The diagram shows an example this: `Animal` provides an interface with both _abstract_ and normal methods, while `Duck` provides an implementation for the _abstract_ methods. In Python, this would be equivalent to:

```python
from abc import ABC, abstractmethod

class Animal(ABC):
    paws: int

    @abstractmethod
    def fly(self):
        ...
    @abstractmethod
    def talk(self):
        ...
    
    def how_many_paws(self):
        print("I have", self.paws, "paws")

class Duck(Animal):
    def __init__():
        self.paws = 2

    def fly(self):
        print("Flying!")
    def talk(self):
        print("Quack!")

animal = Duck(2)
duck.fly() # prints "Flying!"
duck.talk() # prints "Quack!"
duck.how_many_paws() # prints "I have 2 paws"
```

It's an effective pattern which allows to reuse the same code and extend it depending on the need.

But sometimes it may become an hinderance.

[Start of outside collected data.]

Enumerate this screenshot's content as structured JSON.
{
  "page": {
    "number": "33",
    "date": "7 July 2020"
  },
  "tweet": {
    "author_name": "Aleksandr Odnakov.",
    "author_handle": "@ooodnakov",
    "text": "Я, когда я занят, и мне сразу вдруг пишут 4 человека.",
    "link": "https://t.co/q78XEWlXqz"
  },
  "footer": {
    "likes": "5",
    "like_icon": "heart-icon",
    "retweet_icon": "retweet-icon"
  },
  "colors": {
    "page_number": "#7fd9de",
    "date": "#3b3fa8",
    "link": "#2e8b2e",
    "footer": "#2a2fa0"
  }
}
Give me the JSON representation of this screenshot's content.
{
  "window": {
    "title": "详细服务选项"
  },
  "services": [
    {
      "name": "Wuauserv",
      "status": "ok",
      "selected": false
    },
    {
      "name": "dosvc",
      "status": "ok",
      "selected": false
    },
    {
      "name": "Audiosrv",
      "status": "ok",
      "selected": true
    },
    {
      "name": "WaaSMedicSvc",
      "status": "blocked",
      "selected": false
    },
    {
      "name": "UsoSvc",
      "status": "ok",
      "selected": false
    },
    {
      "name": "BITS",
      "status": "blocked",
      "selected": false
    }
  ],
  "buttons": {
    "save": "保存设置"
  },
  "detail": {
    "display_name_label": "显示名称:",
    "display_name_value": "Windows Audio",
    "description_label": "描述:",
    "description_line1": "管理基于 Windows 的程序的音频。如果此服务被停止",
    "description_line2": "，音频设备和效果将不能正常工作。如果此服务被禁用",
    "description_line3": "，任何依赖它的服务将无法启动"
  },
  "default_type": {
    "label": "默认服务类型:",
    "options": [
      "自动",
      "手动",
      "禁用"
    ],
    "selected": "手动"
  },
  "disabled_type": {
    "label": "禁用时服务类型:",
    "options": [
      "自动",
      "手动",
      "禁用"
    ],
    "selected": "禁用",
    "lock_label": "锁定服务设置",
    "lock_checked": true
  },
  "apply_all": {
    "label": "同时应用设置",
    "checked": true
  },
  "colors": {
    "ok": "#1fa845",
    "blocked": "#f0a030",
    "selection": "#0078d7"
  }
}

If we want to create a `Cat` class instead ...

```python

class Cat(Animal):
    def __init__(self):
        self.paws = 4

    # cats can't fly,
    # they can only talk
    def talk(self):
        print("Meow!")

cat = Cat()
# the line above causes an exception:
# TypeError: Can't instantiate abstract class Cat with abstract method fly
```

... we get an error! Of course, we could just implement `fly()` and simply print `I can't fly`, but a real situation that method may be doing a computation or performing another action which is inconsistent with the defined base class `Animal`.